Updated: May 18, 2022
What are pesticides (chemical spray)?
Pesticides (chemical sprays) are natural or man-made substances, used to kill certain pests - plants, animals, insects and other living organisms. Pesticides can be harmful to the humans, animals and the environment. That's why it's important to use pesticides the way they are meant to be used and to use them as little as possible.
What are some types of pesticides (chemical spray)?
Types of pesticides (chemical sprays) include:
· Insecticides (to kill insects).
· Fungicides (to kill fungi).
· Herbicides (to kill plants such as weeds).
· Rodenticides (to kill rodents, such as mice).
· Algaeicides (to kill algae in swimming pools or tanks).
· Bactericidal (to kill germs).
How can I safely use a pesticide (chemical spray) on my lawn?
It is common practice to use insecticides (chemical spraying) to control weeds in a lawn or lawn. This type of pesticide is called a herbicide or herbicide. An unhealthy lawn is more likely to contain weeds.
Common garden problems are:
· Fertilizer Imbalances
· Soil compaction (the soil becomes too dense for air and water to pass through)
· Not watering properly
· Not cutting properly
If you take good care of your garden, it usually has fewer weeds. Having fewer weeds means you can use less herbicide or use none at all.
To apply the herbicide safely:
· On the label always follow the instructions carefully.
· Wear protective clothing, such as long sleeves and the gloves.
· Do not spray the whole lawn. Weed it by hand or spray it right away.
· Do not spray when it is windy, very hot (above 30°C or 86°F) or rainy.
How do I use pesticides to control pests?
To control specific pests in your home or around your garden, keeping things clean is always the first thing to do.
If you need to use the pesticides, they can control pests such as:
· Cockroaches and digger ants
· Head and body lice
· Ticks and bed bugs
There may be other less harmful pest control methods, but they may take longer to work or not work at all. If a pest problem is more dangerous to your health than pesticide use, always try to use the least toxic (less toxic) and more effective pesticides, such as:
· Borax to combat ants and cockroaches (remember that borax is toxic to plants).
· Salts of fatty acids or soap to combat caterpillars, mites and aphids
· Desiccants such as diatomaceous earth to control ants, carpet beetles, cockroaches, fleas and grain beetles
· An inert oil to quench some insect pests in gardens
What should I do if I use a pesticide (chemical spray) indoors?
If you use insecticides inside your home, cover the items or remove them from the room you are treating. For example, if you use insecticides in the kitchen, remove items such as food, plates, utensils, and pet food bowls.
Open doors and windows while using insecticides, so that there is a good flow of air in the room.
When you are done and drying the insecticides, use hot, soapy water to wash anywhere that might touch food, such as tables, stoves, and counters.
Tips for using pesticides (chemical spray) at home
1. Read the label
The first thing you should always do before using any of the chemical products is to read the label.
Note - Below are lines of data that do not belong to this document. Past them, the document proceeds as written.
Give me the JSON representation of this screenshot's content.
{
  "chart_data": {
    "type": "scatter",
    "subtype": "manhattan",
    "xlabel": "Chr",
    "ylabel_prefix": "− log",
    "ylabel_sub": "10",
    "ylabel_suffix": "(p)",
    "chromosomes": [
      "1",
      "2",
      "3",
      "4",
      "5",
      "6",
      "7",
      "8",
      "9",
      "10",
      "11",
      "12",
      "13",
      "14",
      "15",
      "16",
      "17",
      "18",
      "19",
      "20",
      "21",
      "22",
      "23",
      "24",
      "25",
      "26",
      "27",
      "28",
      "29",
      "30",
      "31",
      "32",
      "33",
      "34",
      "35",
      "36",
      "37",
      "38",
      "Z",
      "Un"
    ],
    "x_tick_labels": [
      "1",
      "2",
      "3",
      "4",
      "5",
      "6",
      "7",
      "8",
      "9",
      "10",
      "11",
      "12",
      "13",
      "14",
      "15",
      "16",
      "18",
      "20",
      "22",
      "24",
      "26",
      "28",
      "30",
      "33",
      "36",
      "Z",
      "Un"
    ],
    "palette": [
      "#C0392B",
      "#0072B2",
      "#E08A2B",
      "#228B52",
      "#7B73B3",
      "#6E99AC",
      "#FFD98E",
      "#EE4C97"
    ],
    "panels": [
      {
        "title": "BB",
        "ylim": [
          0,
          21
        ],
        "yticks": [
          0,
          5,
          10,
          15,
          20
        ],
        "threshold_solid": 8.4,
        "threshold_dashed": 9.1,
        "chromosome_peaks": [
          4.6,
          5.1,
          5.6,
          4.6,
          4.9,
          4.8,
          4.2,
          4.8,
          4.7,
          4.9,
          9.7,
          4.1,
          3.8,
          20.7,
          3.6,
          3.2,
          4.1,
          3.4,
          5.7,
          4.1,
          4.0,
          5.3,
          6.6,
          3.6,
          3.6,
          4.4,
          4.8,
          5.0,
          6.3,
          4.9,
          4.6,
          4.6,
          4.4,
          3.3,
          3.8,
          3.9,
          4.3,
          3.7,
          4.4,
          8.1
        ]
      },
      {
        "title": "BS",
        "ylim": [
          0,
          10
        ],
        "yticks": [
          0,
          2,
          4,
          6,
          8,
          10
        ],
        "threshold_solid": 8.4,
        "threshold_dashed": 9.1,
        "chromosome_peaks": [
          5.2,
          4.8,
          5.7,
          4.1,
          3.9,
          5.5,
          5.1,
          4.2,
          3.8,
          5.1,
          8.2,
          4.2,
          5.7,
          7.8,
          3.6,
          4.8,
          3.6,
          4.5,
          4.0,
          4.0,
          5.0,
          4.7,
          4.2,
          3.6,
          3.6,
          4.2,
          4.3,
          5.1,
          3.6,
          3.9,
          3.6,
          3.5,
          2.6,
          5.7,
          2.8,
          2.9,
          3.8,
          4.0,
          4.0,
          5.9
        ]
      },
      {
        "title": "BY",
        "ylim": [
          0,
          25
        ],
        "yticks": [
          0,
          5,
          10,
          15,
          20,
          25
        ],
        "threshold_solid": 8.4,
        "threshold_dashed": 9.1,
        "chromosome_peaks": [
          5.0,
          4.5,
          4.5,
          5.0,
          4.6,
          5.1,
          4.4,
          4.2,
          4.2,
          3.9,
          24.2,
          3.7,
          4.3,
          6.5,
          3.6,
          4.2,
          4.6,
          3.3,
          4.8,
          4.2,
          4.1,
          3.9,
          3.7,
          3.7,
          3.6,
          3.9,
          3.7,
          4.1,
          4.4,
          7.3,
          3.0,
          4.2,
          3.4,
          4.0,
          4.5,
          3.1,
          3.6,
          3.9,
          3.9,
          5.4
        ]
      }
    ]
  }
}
It's simple, fast and can save you a lot of trouble later. So, before you remove the cap from the bottle or pour the solution into the sprayer, take your time to read the label. Check manufacturer's warnings and recommended uses. Use the pesticide only according to the directions on the label. Anything else could be dangerous.
2. Store the pesticide (chemical spray) properly
The University of Nevada has warned that pesticides can leach or leak if improperly stored. Again, you should check the label to see if there are any special requirements for the chemical you are using. Chemicals that seep into the soil can cause significant health risks to local people and animals. As such, any spills should be dealt with immediately - large spills may require a professional. Likewise, if you notice that any of your stored chemicals are old, you should take them to the appropriate facility for disposal.
3. Keep children and pets away
If you are spraying insecticides on your lawn, the first step you should take is to remove all children, pets, and their toys. According to the U.S. Environmental Protection Agency, animals and children are more exposed to chemical hazards than adults. If any toys come into contact with chemicals, it is best to throw them away and replace them.
4. Monitor your containers
The Environmental Protection Agency has also noted that you should always close pesticide containers when not in use. If you do not look, the child may accidentally come into contact with the chemical. For example, if you are pouring a chemical into a sprayer, seal the original container and store it before moving in the yard to spray. Likewise, you should never transfer chemicals into an unsorted container for storage.